Bengaluru: IIT Madras publishes the 2016 India Venture Capital and Private Equity Report on startups at the TiE-IITM thought leadership forum held during TiECON Chennai. The 2016 report focuses on the trends in startup ecosystem in India, which has been very vibrant in recent years with a total venture investment of Rs. 1, 11,700 crores approximately in startups during the period 2014-15.
Commenting on the published report, Prof. Bhaskar Ramamurthi, Director, IIT Madras asserts, “This report is the eighth in the series of India Venture Capital and Private Equity Reports from IIT Madras. Appropriately, the latest report focuses on Startups. Startups have an important role to play in the modern innovation economy. The national government has recognized this and startups have emerged as a focus area for policy making now. This report provides an interesting commentary on the trends in startups and the startup eco-system of our country since 2005. The findings of the report would help the startup founders, policy makers, and investors in making informed decisions”.
The report talks about the incubation facilities and the fundamental role of universities in creating ventures apart from traditional teaching, research, & industrial collaborations.

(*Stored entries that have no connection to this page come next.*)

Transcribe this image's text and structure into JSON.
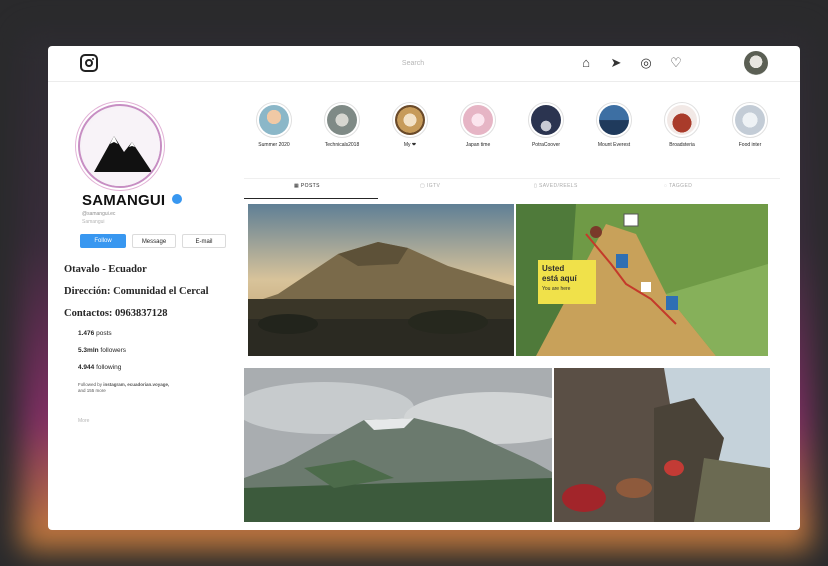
{
  "topbar": {
    "search_placeholder": "Search",
    "icons": [
      "home-icon",
      "send-icon",
      "explore-icon",
      "heart-icon"
    ]
  },
  "profile": {
    "username": "SAMANGUI",
    "handle": "@samangui.ec",
    "sub_handle": "Samangui",
    "buttons": {
      "follow": "Follow",
      "message": "Message",
      "email": "E-mail"
    },
    "bio": {
      "location": "Otavalo - Ecuador",
      "address": "Dirección: Comunidad el Cercal",
      "contact": "Contactos: 0963837128"
    },
    "stats": {
      "posts_value": "1.476",
      "posts_label": "posts",
      "followers_value": "5.3mln",
      "followers_label": "followers",
      "following_value": "4.944",
      "following_label": "following"
    },
    "category_prefix": "Followed by ",
    "category_names": "instagram, ecuadorian.voyage,",
    "category_suffix": "and 155 more",
    "extra": "More"
  },
  "stories": [
    {
      "label": "Summer 2020",
      "color": "#8bb7c8"
    },
    {
      "label": "Technicals2018",
      "color": "#9aa3a0"
    },
    {
      "label": "My ❤",
      "color": "#c79b5a"
    },
    {
      "label": "Japan time",
      "color": "#e6b5c5"
    },
    {
      "label": "PotraCoover",
      "color": "#2b3450"
    },
    {
      "label": "Mount Everest",
      "color": "#1f3a5c"
    },
    {
      "label": "Broadsteria",
      "color": "#a93b2a"
    },
    {
      "label": "Food inter",
      "color": "#c3ccd6"
    }
  ],
  "tabs": [
    {
      "label": "POSTS",
      "active": true
    },
    {
      "label": "IGTV",
      "active": false
    },
    {
      "label": "SAVED/REELS",
      "active": false
    },
    {
      "label": "TAGGED",
      "active": false
    }
  ],
  "grid": {
    "photo2_callout_line1": "Usted",
    "photo2_callout_line2": "está aquí",
    "photo2_callout_line3": "You are here"
  }
}
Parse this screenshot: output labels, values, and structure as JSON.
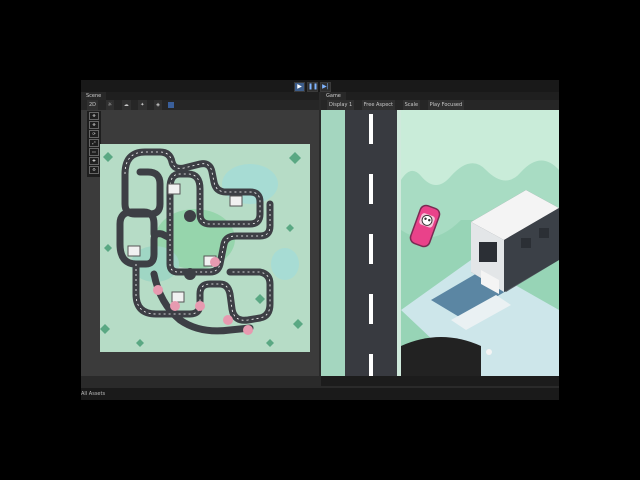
{
  "window": {
    "toolbar_buttons": [
      "play-icon",
      "pause-icon",
      "step-icon"
    ]
  },
  "scene_panel": {
    "tab_label": "Scene",
    "toolbar_items": [
      "2D",
      "☼",
      "☁",
      "✦",
      "◈"
    ],
    "tools": [
      "✥",
      "✥",
      "⟳",
      "⤢",
      "▭",
      "✚",
      "⚙"
    ]
  },
  "game_panel": {
    "tab_label": "Game",
    "toolbar": {
      "display": "Display 1",
      "aspect": "Free Aspect",
      "scale": "Scale",
      "play_mode": "Play Focused"
    }
  },
  "status_bar": {
    "label": "All Assets"
  },
  "colors": {
    "editor_bg": "#2a2a2a",
    "scene_ground": "#b6dcc6",
    "road": "#3d3f45",
    "car": "#e9428a",
    "grass_dark": "#5aa883",
    "building": "#f1f1f1"
  }
}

Large number of incubators are supporting the technology sector and the industry has witnessed a tremendous upsurge in number of incubators in Tier I cities after 2010. The report also suggests that incubation thesis varies between incubators; while the average number of incubatees is around 36 in universities, it is only 13 in the case of private non-universities. This indicates that different type of incubators could have different investment thesis.
Further, the report speaks about the startup accelerators like 500 start-ups, Kyron, TiE Bootcamp and their associations with the large startups, where accelerators are able to guide more number of startups than incubators. Also, the age of startups to receive angel funding has dramatically decreased due to rise in angel networks and growth of angel investment in the country.
The six Tier-I cities of India received the largest chunk of investment of Rs.661.29 billion, which proves that venture funding is focused on Tier-I cities. Also, investors trust on developing a proprietary deal flow network, where 37 percent of deal flow happens through personal contact. The report mentions that 92 percent of the investments made by ‘The Chennai Angels’ were sourced through, or had a reference from angel investors or members of the angel network.